Catching yourself solving a problem that has already been solved — by you, by the team, or by the wider community — when a highly tested solution already exists.

  • What it looks like: hand-rolling something a standard library, framework feature, or well-known package already provides; rewriting a utility that lives elsewhere in the codebase.
  • Why it's bad: you're reinventing the wheel, and your version is almost certainly less tested, less robust, and more work to maintain than the established one.
  • What to do: do your Research first. Reuse existing, well-tested code.

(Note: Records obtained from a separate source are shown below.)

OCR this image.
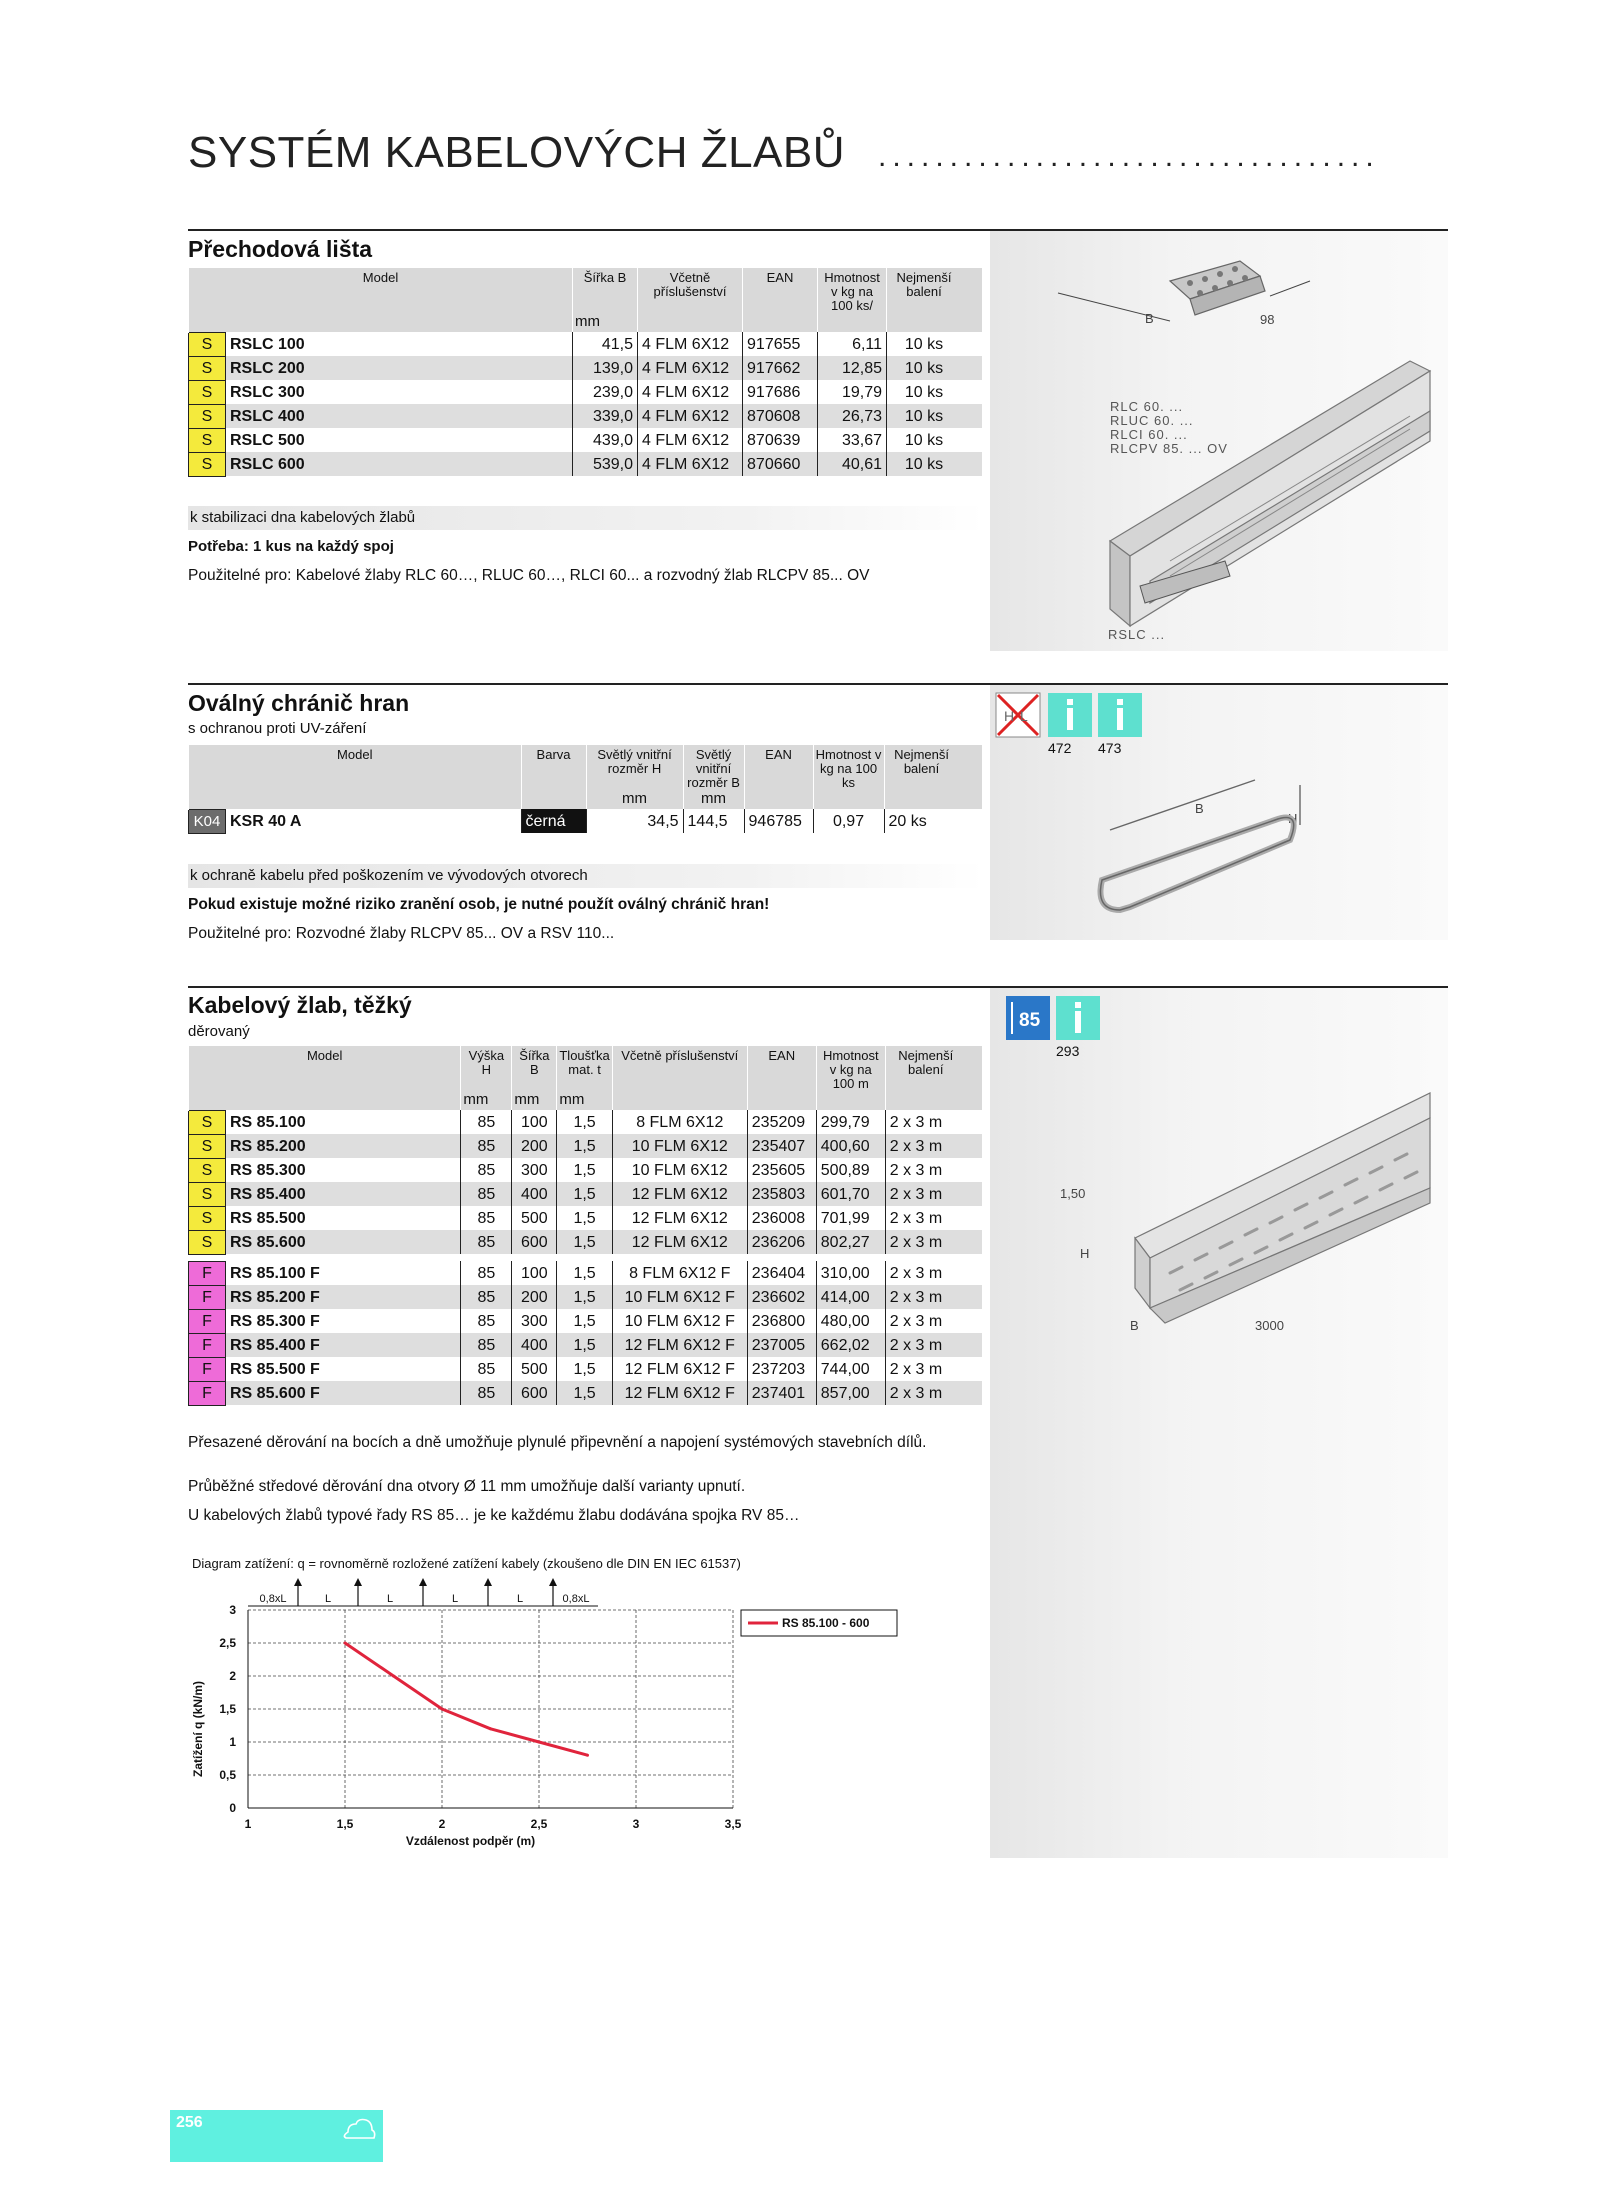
SYSTÉM KABELOVÝCH ŽLABŮ ...................................
B	98
RLC 60. ...
RLUC 60. ...
RLCI 60. ...
RLCPV 85. ... OV
RSLC ...
Přechodová lišta
Model		Šířka B	Včetně příslušenství	EAN	Hmotnost v kg na 100 ks/	Nejmenší balení	
		mm					
S	RSLC 100	41,5	4 FLM 6X12	917655	6,11	10 ks	
S	RSLC 200	139,0	4 FLM 6X12	917662	12,85	10 ks	
S	RSLC 300	239,0	4 FLM 6X12	917686	19,79	10 ks	
S	RSLC 400	339,0	4 FLM 6X12	870608	26,73	10 ks	
S	RSLC 500	439,0	4 FLM 6X12	870639	33,67	10 ks	
S	RSLC 600	539,0	4 FLM 6X12	870660	40,61	10 ks	
k stabilizaci dna kabelových žlabů
Potřeba: 1 kus na každý spoj
Použitelné pro: Kabelové žlaby RLC 60…, RLUC 60…, RLCI 60... a rozvodný žlab RLCPV 85... OV
H L
472 473
B
H
Oválný chránič hran
s ochranou proti UV-záření
Model		Barva	Světlý vnitřní rozměr H	Světlý vnitřní rozměr B	EAN	Hmotnost v kg na 100 ks	Nejmenší balení	
			mm	mm				
K04	KSR 40 A	černá	34,5	144,5	946785	0,97	20 ks	
k ochraně kabelu před poškozením ve vývodových otvorech
Pokud existuje možné riziko zranění osob, je nutné použít oválný chránič hran!
Použitelné pro: Rozvodné žlaby RLCPV 85... OV a RSV 110...
85
293
1,50
H
B	3000
Kabelový žlab, těžký
děrovaný
Model		Výška H	Šířka B	Tloušťka mat. t	Včetně příslušenství	EAN	Hmotnost v kg na 100 m	Nejmenší balení	
		mm	mm	mm					
S	RS 85.100	85	100	1,5	8 FLM 6X12	235209	299,79	2 x 3 m	
S	RS 85.200	85	200	1,5	10 FLM 6X12	235407	400,60	2 x 3 m	
S	RS 85.300	85	300	1,5	10 FLM 6X12	235605	500,89	2 x 3 m	
S	RS 85.400	85	400	1,5	12 FLM 6X12	235803	601,70	2 x 3 m	
S	RS 85.500	85	500	1,5	12 FLM 6X12	236008	701,99	2 x 3 m	
S	RS 85.600	85	600	1,5	12 FLM 6X12	236206	802,27	2 x 3 m	

F	RS 85.100 F	85	100	1,5	8 FLM 6X12 F	236404	310,00	2 x 3 m	
F	RS 85.200 F	85	200	1,5	10 FLM 6X12 F	236602	414,00	2 x 3 m	
F	RS 85.300 F	85	300	1,5	10 FLM 6X12 F	236800	480,00	2 x 3 m	
F	RS 85.400 F	85	400	1,5	12 FLM 6X12 F	237005	662,02	2 x 3 m	
F	RS 85.500 F	85	500	1,5	12 FLM 6X12 F	237203	744,00	2 x 3 m	
F	RS 85.600 F	85	600	1,5	12 FLM 6X12 F	237401	857,00	2 x 3 m	
Přesazené děrování na bocích a dně umožňuje plynulé připevnění a napojení systémových stavebních dílů.
Průběžné středové děrování dna otvory Ø 11 mm umožňuje další varianty upnutí.
U kabelových žlabů typové řady RS 85… je ke každému žlabu dodávána spojka RV 85…
Diagram zatížení: q = rovnoměrně rozložené zatížení kabely (zkoušeno dle DIN EN IEC 61537)
0
0,5
1
1,5
2
2,5
3
1	1,5	2	2,5	3	3,5
0,8xL	L	L	L	L	0,8xL
RS 85.100 - 600
Vzdálenost podpěr (m)
Zatížení q (kN/m)
256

Don't reinvent the wheel.

Boundary leaks and detail-driven policy

Letting an outer detail decide an inner rule, or crossing a boundary by probing a foreign object shape instead of using a declared contract.

  • What it looks like: React deciding permissions, GraphQL resolvers re-deriving model rules, vendor SDK clients shaping domain models, serving code importing the composer, addon code importing downstream consumers, or page code recreating table/filter/form behavior.
  • Why it's bad: the same policy gets rewritten in every adapter, and the next feature has to rediscover which copy is authoritative.
  • What to do: move the rule to the owner and cross the boundary through the declared Angee contract: model fields/methods, managers/querysets, AppConfig, schema buckets, generated SDL, settings/autoconfig, slots, registered forms, or shared primitives.

Following antipatterns

Reaching for a "solution" that is a known mistake — a pattern that looks helpful but reliably causes problems down the line.

  • What it looks like: copying an approach without understanding it, choosing the expedient hack over the right design, or repeating a structure that has burned the team before.
  • Why it's bad: antipatterns trade short-term convenience for long-term pain; they're traps that have already been documented as traps.
  • What to do: learn the established best practices and patterns for your stack and follow them. Remember: a smart person learns from their own mistakes, but a truly wise person learns from the mistakes of others.

Applying These Guidelines

This document is the shared development process and coding principles for all work in the Django / React Runtime. It sits above the language-specific rules:

  • Process and principles (this file) — how to approach any task, regardless of language or layer.
  • Backend Guidelines — Python, Django, and the composer.
  • Frontend Guidelines — TypeScript, React, and the rendered experience.
  • The Opinionated Stack — which library owns which concern.
  • Glossary — shared vocabulary (composer, host, addon, seams…).
  • AGENTS.md — root rules and how the framework composes.

Follow this process first, then apply the relevant language-specific guidelines during the Build step.

Released under the AGPL-3.0 License.